Mons

Témoignage sur l’une des maladies les plus douloureuses et trop méconnue

LEVAL-TRAHEGNIES C’est, selon des médecins, la pire douleur que l’homme ait jamais connue. Pire qu’une amputation sans anesthésie. Certains comparent le mal à un pic à glace brûlant que l’on enfoncerait de manière répétée à travers l’œil et le cerveau. Cette souffrance difficilement imaginable est le fruit de l’algie vasculaire de la face, l’AVF. Une maladie rare, qui toucherait 0,2 % de la population. Elle a frappé Benoît Pascal (nom d’emprunt) il y a sept ans. Un soir de Noël.

“Au début, j’ai cru à de fortes migraines”, se souvient cet ancien commerçant de Leval-Trahegnies, proche de la cinquantaine. “Je n’ai rien dit et j’ai pris des aspirines. Mais ça a continué à lancer, de plus en plus fort, pendant plusieurs jours. Ma femme a vu que quelque chose n’allait pas et m’a emmené chez le médecin traitant.”

Des tests neurologiques révèlent un problème. Direction l’hôpital de Jolimont, où l’AVF est rapidement détectée. On n’oserait à peine écrire que c’est une chance car la nouvelle est tombée comme un coup de massue sur les Pascal. Mais pour certains patients, le bon diagnostic peut se faire attendre. Ce qui est d’autant plus insoutenable.

Benoît Pascal est alors trimbalé d’un hôpital à l’autre, subit des opérations, consulte des spécialistes. Malheureusement pour lui, les médecins ne savent pas faire grand-chose. Les crises se répètent tous les jours depuis sept ans.

“La douleur est horrible”, explique Benoît. “Je ne tiens plus en place quand les crises surviennent. Je cours d’un bout à l’autre de la maison. Je me frappe, je me fais mal, pour sentir une autre douleur qui me ferait oublier celle qui traverse mon crâne. Je pense aussi à en finir une bonne fois pour toutes pour ne plus jamais ressentir ça.” Ce n’est pas pour rien que l’AVF est surnommée la céphalée suicidaire.

Aujourd’hui, Benoît ingurgite chaque jour un cocktail de médicaments dont la composition change régulièrement. Avec une efficacité toute relative. “J’ai toujours des crises très douloureuses. Mais ce serait pire si je n’avais pas mes médicaments.” On n’ose imaginer.

Entre les Dersernil et autres Lambipol, le remède le plus efficace est sans aucun doute l’amour de Nathalie, qui partage la vie de Benoît depuis trente ans. C’est elle qui ne ferme pas l’œil quand son mari fait des apnées ou qui descend avec lui la nuit pour vérifier qu’il ne fait pas une bêtise .

Nathalie accompagne son mari partout depuis le début. Elle l’a aussi ramené à la maison le jour où un médecin prétendait que la place de Benoît était en psychiatrie. Malgré les crises et les agressions physiques ou orales qui les accompagnent, Nathalie ne baisse pas les bras et lui garde toute son affection.

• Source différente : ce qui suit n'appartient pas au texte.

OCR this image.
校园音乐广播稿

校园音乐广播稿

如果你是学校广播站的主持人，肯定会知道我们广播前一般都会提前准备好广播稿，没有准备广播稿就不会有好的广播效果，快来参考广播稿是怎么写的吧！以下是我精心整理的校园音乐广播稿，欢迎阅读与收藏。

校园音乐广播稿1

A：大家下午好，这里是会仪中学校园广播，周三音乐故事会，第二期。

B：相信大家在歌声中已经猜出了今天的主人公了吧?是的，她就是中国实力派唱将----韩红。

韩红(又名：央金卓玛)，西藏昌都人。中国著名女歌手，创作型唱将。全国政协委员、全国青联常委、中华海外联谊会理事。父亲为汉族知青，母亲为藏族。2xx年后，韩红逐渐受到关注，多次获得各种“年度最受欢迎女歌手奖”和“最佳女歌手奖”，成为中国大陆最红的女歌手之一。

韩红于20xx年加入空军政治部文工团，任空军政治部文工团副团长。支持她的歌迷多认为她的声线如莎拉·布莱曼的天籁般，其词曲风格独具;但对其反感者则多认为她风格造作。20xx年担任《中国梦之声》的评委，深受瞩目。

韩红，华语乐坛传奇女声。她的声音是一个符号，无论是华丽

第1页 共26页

“Ce n’est pas évident”, soupire l’épouse dévouée. “Il faut toujours se battre pour ne pas baisser les bras. Du coup, on profite au maximum des petits rayons de soleil que nous réserve encore la vie de temps à autre. Ça nous remonte pour affronter les prochaines crises.”

Notre entretien touche à sa fin. La leçon de vie qu’offrent Benoît et Nathalie laisse des marques et vous fait passer pour dérisoires vos petits tracas du quotidien. Pour conclure, le malade et son épouse insistent sur ce qui les a poussés à témoigner.

“Nous voulons que l’on informe mieux sur l’AVF, pour que les malades se sentent moins seuls et soient bien diagnostiqués”, explique Nathalie. “Et nous voudrions aussi un changement au niveau de la mutuelle. Les demandes de médicaments doivent être renouvelées chaque mois et nous butons régulièrement sur des déboires administratifs. Si mon mari n’a pas son traitement à temps, c’est l’horreur. De plus, nous devons rajouter près de 300 € par mois de notre poche pour le soigner.”

Une chance que l’ancien commerçant avait souscrit à une bonne assurance au début de son activité. “Mais nous pensons à toutes les personnes qui ne peuvent pas mettre une telle somme. On ne peut pas les laisser souffrir”, conclut Nathalie, le cœur décidément bien sur la main.